A variety of techniques are used to recover nonferrous base metals from base metal ores. For some ores, the base metals of interest are directly leached from the ore into a leach solution, and the base metals are then removed from the leach solution to recover base metal values. For example, some copper ores are processed by dump leaching. Dump leaching involves leaching copper from the ore into an acidic leach solution. The copper is then recovered from the leach solution, such as by solvent extraction and electrowinning. If present, other base metals dissolved into the leach solution may be recovered before or after removal of the copper. For example, if the leach solution contains an appreciable quantity of dissolved zinc, the zinc may be recovered, following recovery of the copper, by solvent extraction or selective precipitation.
One problem with dump leaching is that the process results in a low recovery of copper when the ore contains significant amounts of copper that are not in an acid soluble form. Consequently, the dump leach process is normally limited to use on ores with appreciable quantities of acid soluble copper. Also, the solvent extraction process is expensive and not economic for use with many ores.

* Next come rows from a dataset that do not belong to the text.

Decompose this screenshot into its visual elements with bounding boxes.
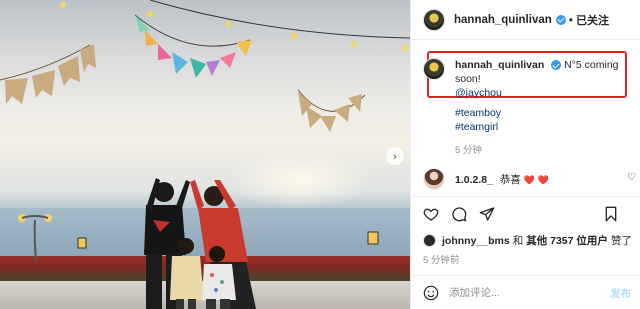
- like-heart-icon[interactable]: [423, 206, 439, 222]
- verified-badge-icon: [555, 14, 566, 25]
- hashtag-link[interactable]: #teamgirl: [455, 120, 501, 134]
- comment-body: 恭喜: [499, 173, 521, 186]
- following-button[interactable]: 已关注: [576, 12, 609, 28]
- share-paper-plane-icon[interactable]: [479, 206, 495, 222]
- header-separator: •: [568, 12, 573, 27]
- post-comment-button[interactable]: 发布: [610, 286, 631, 301]
- post-actions: [411, 196, 640, 230]
- likes-others-link[interactable]: 其他 7357 位用户: [526, 233, 608, 248]
- emoji-smiley-icon[interactable]: [423, 285, 439, 301]
- instagram-post: › hannah_quinlivan • 已关注 hannah_quinliva…: [0, 0, 640, 309]
- comment-item: 1.0.2.8_ 恭喜 ❤️ ❤️ ♡: [423, 168, 638, 190]
- caption-hashtags: #teamboy #teamgirl: [455, 106, 501, 134]
- post-photo[interactable]: ›: [0, 0, 410, 309]
- verified-badge-icon: [551, 60, 562, 71]
- next-photo-button[interactable]: ›: [386, 147, 404, 165]
- comment-bubble-icon[interactable]: [451, 206, 467, 222]
- header-username[interactable]: hannah_quinlivan: [454, 14, 552, 26]
- liker-avatar[interactable]: [423, 234, 436, 247]
- comment-input[interactable]: [449, 286, 599, 299]
- bookmark-icon[interactable]: [603, 206, 619, 222]
- likes-connector: 和: [512, 235, 524, 247]
- caption-timestamp: 5 分钟: [455, 145, 482, 156]
- post-timestamp: 5 分钟前: [423, 255, 460, 266]
- commenter-avatar[interactable]: [423, 168, 445, 190]
- likes-suffix: 赞了: [610, 235, 632, 247]
- chevron-right-icon: ›: [392, 149, 398, 163]
- comment-text: 1.0.2.8_ 恭喜 ❤️ ❤️: [455, 172, 549, 187]
- hashtag-link[interactable]: #teamboy: [455, 106, 501, 120]
- post-header: hannah_quinlivan • 已关注: [411, 0, 640, 40]
- post-side-panel: hannah_quinlivan • 已关注 hannah_quinlivan …: [410, 0, 640, 309]
- comment-hearts: ❤️ ❤️: [523, 174, 549, 185]
- likes-summary: johnny__bms 和 其他 7357 位用户 赞了: [423, 233, 632, 248]
- add-comment-bar: 发布: [411, 275, 640, 309]
- liker-username[interactable]: johnny__bms: [442, 235, 510, 247]
- caption-mention-link[interactable]: @jaychou: [455, 87, 502, 99]
- caption-username[interactable]: hannah_quinlivan: [455, 59, 544, 71]
- caption: hannah_quinlivan N°5 coming soon! @jaych…: [423, 58, 625, 100]
- photo-scene: [0, 0, 410, 309]
- commenter-username[interactable]: 1.0.2.8_: [455, 174, 493, 186]
- caption-avatar[interactable]: [423, 58, 445, 80]
- avatar[interactable]: [423, 8, 445, 31]
- comment-like-heart-icon[interactable]: ♡: [627, 172, 636, 183]
- caption-text: hannah_quinlivan N°5 coming soon! @jaych…: [455, 58, 625, 100]
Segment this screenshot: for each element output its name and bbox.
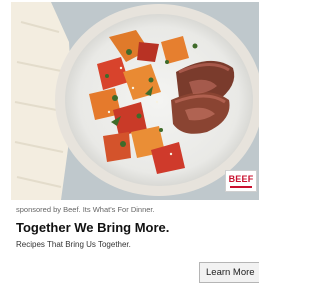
ad-headline[interactable]: Together We Bring More. [16, 220, 169, 235]
beef-logo-text: BEEF [228, 173, 254, 184]
sponsor-label: sponsored by Beef. Its What's For Dinner… [16, 205, 155, 214]
sponsored-ad-card[interactable]: BEEF sponsored by Beef. Its What's For D… [11, 2, 259, 283]
beef-logo-underline [230, 185, 252, 188]
learn-more-button[interactable]: Learn More [199, 262, 259, 283]
ad-hero-image[interactable]: BEEF [11, 2, 259, 200]
ad-subline: Recipes That Bring Us Together. [16, 240, 131, 249]
beef-logo: BEEF [225, 170, 257, 192]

Another method of recovering base metals from base metal ores is to prepare a base metal ore concentrate by flotation and then further process the base metal ore concentrate, such as by smelting. During the flotation, it is important to produce a concentrate of sufficiently high grade for the smelting operation without losing excessive quantities of the valuable base metal to the flotation tail. For some ores, there is an added complication when significant quantities of the valuable base metal in the ore are in a form that is soluble in the flotation liquid. During flotation, such soluble base metals are susceptible to dissolving into the flotation liquid and then precipitating in a non-floatable form, such as a nonfloatable oxide or hydroxide precipitate. This nonfloatable precipitate is then lost to the flotation tail, representing significant loss of base metal value. One approach to address this problem is to pre-leach the ore to dissolve the soluble base metal, and separately remove the soluble base metal from the leach solution. For example, a copper ore may be pre-leached with water or with an acidic leach solution to dissolve soluble copper. The soluble copper is then recoverable from the leach solution by solvent extraction and electrowinning, in the same way as previously discussed for dump leach operations. However, the additional pre-leach process is expensive and is often not economical.
Another proposed method to recover base metals is pressure oxidization, especially when a significant portion of the base metal value is contained in sulfide minerals. During pressure oxidation, a slurry of the ore is subjected to high temperature and high pressure in an autoclave in the presence of oxygen gas, causing decomposition of sulfide minerals and permitting most or all of the base metals of interest to dissolve into aqueous liquid of the slurry. For example, this process has been proposed especially for processing copper ores that contain a substantial amount of primary copper sulfide minerals, such as chalcopyrite. One consideration for pressure oxidation as a processing option is that it is expensive. Also, it is often desirable to first prepare a sulfide concentrate from the ore prior to pressure oxidation, to increase sulfide sulfur content in the autoclave feed to provide sufficient fuel for the pressure oxidation. If the ore contains significant quantities of base metal in soluble form, there is a potential for significant losses of base metal values during flotation, in a manner as discussed above. The soluble base metal content could be removed prior to flotation by pre-leaching of the ore, but as noted above such pre-leaching is expensive and often not economical.